Heudel Pierre, Crochet Hugo, Durand Thierry, Zrounba Philippe, Blay Jean-Yves
Department of Medical Oncology, Centre Léon Bérard, Lyon, France.
Data and Artificial Intelligence Team, Centre Léon Bérard, Lyon, France.
PLOS Digit Health. 2023 Dec 19;2(12):e0000415. doi: 10.1371/journal.pdig.0000415. eCollection 2023 Dec.
In a comprehensive cancer center, effective data strategies are essential to evaluate practices, and outcome, understanding the disease and prognostic factors, identifying disparities in cancer care, and overall developing better treatments. To achieve these goals, the Center Léon Bérard (CLB) considers various data collection strategies, including electronic medical records (EMRs), clinical trial data, and research projects. Advanced data analysis techniques like natural language processing (NLP) can be used to extract and categorize information from these sources to provide a more complete description of patient data. Data sharing is also crucial for collaboration across comprehensive cancer centers, but it must be done securely and in compliance with regulations like GDPR. To ensure data is shared appropriately, CLB should develop clear data sharing policies and share data in a controlled, standardized format like OSIRIS RWD, OMOP and FHIR. The UNICANCER initiative has launched the CONSORE project to support the development of a structured and standardized repository of patient data to improve cancer research and patient outcomes.
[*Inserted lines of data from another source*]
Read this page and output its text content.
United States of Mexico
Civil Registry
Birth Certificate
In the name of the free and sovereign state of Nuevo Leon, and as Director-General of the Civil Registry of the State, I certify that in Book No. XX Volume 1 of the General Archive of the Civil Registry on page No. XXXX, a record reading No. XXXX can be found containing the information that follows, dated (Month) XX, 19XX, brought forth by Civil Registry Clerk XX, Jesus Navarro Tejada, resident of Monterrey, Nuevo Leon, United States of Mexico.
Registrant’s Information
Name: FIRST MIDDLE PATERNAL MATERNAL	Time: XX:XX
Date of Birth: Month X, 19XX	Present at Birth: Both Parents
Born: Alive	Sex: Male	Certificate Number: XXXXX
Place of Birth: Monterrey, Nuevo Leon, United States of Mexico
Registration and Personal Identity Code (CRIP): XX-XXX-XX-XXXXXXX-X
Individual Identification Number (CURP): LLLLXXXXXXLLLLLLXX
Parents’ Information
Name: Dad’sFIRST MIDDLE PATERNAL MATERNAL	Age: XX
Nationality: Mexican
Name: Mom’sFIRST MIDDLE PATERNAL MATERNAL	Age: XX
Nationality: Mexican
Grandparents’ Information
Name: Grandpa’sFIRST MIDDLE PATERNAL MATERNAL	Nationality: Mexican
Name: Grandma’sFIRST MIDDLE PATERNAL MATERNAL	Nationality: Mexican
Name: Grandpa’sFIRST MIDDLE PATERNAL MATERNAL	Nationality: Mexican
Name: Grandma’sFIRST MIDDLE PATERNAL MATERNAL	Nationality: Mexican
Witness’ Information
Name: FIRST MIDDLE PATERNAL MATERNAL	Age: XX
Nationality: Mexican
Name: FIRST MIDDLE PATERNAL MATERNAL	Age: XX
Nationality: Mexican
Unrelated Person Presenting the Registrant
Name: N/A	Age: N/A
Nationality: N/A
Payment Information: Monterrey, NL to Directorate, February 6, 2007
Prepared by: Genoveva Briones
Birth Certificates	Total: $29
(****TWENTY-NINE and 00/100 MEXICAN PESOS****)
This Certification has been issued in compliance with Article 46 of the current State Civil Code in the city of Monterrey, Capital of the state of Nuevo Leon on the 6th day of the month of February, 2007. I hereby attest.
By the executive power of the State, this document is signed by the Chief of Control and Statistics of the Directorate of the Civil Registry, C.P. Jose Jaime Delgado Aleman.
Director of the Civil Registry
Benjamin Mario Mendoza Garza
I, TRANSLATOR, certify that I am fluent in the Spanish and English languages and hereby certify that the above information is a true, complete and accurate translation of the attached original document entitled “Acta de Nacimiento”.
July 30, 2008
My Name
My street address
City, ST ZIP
Real-world data (RWD) studies are vital in cancer research as they provide a comprehensive and accurate picture of patient outcomes and treatment patterns. By incorporating RWD into data collection, analysis, and sharing strategies, comprehensive cancer centers can take a more comprehensive and patient-centered approach to cancer research. In conclusion, comprehensive cancer centers must take an integrated approach to data collection, analysis, and sharing to enhance their understanding of cancer and improve patient outcomes. Leveraging advanced data analytics techniques and developing effective data sharing policies can help cancer centers effectively harness the power of data to drive progress in cancer research.
在综合性癌症中心,有效的数据策略对于评估医疗实践及结果、了解疾病和预后因素、识别癌症治疗中的差异以及总体上开发更好的治疗方法至关重要。为实现这些目标,莱昂·贝拉尔中心(CLB)考虑了各种数据收集策略,包括电子病历(EMR)、临床试验数据和研究项目。像自然语言处理(NLP)这样的先进数据分析技术可用于从这些来源提取和分类信息,以提供更完整的患者数据描述。数据共享对于综合性癌症中心之间的合作也至关重要,但必须安全地进行,并符合《通用数据保护条例》(GDPR)等法规。为确保数据得到适当共享,CLB应制定明确的数据共享政策,并以诸如OSIRIS真实世界数据、观测医疗效果合作组织(OMOP)和快速医疗互操作性资源(FHIR)等受控的标准化格式共享数据。UNICANCER倡议已启动CONSORE项目,以支持开发结构化和标准化的患者数据存储库,以改善癌症研究和患者预后。真实世界数据(RWD)研究在癌症研究中至关重要,因为它们提供了患者预后和治疗模式的全面而准确的情况。通过将真实世界数据纳入数据收集、分析和共享策略,综合性癌症中心可以采取更全面、以患者为中心的癌症研究方法。总之,综合性癌症中心必须采取综合方法进行数据收集、分析和共享,以增强对癌症的理解并改善患者预后。利用先进的数据分析技术和制定有效的数据共享政策有助于癌症中心有效地利用数据的力量,推动癌症研究取得进展。